Durant une visite officielle de Cyril Ramaphosa à Brasilia, Lula a déclaré : « Si nous ne préparons pas notre défense, nous risquons un jour d'être envahis ». Il a souligné que le Brésil partageait des besoins similaires à ceux de l'Afrique du Sud et a plaidé pour une collaboration dans la production d'armement. « Nous avons beaucoup à tirer mutuellement », a ajouté Ramaphosa, tout en reconnaissant l'avance du Brésil dans le domaine de la défense.
Lula a proposé la création d'un « accord de coopération sur des sujets liés à la défense », capable de générer de nouveaux projets communs. « Nous sommes une région pacifique en Amérique du Sud, où la dissuasion est notre approche », a-t-il affirmé.
Ce rapprochement intervient dans un contexte où les États-Unis ont suggéré d'aider les pays d'Amérique latine à lutter contre les cartels de la drogue.

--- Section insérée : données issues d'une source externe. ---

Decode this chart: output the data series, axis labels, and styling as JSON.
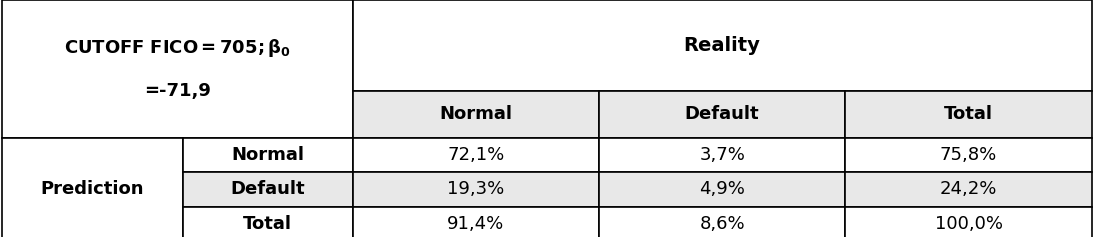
{
  "reality_header": "Reality",
  "col_headers": [
    "Normal",
    "Default",
    "Total"
  ],
  "row_label_outer": "Prediction",
  "row_labels": [
    "Normal",
    "Default",
    "Total"
  ],
  "data": [
    [
      "72,1%",
      "3,7%",
      "75,8%"
    ],
    [
      "19,3%",
      "4,9%",
      "24,2%"
    ],
    [
      "91,4%",
      "8,6%",
      "100,0%"
    ]
  ],
  "bg_light": "#e8e8e8",
  "bg_white": "#ffffff",
  "border_color": "#000000",
  "text_color": "#000000",
  "figsize": [
    10.95,
    2.37
  ],
  "dpi": 100,
  "cutoff_line1": "CUTOFF FICO=705; ",
  "cutoff_beta": "β₀",
  "cutoff_line2": "=-71,9",
  "fs_header": 13,
  "fs_data": 13,
  "lw": 1.2
}
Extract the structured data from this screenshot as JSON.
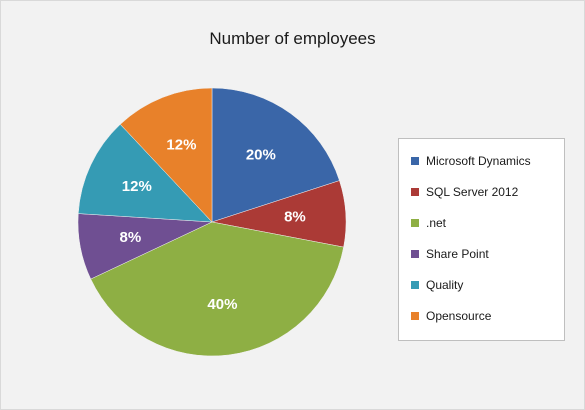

Lula a critiqué cette approche en soulignant que des frappes américaines avaient causé la mort de nombreuses personnes depuis septembre. Des discussions ont également eu lieu entre les ministres des affaires étrangères brésilien et américain concernant la désignation de factions criminelles comme organisations terroristes, sans confirmation officielle de ces échanges.
Les tensions autour de la lutte contre le crime organisés montrent des divergences notables entre les méthodes brésiliennes et américaines. Lula a rejeté la classification des groupes criminels comme terroristes, plaidant pour des solutions plus prudentes.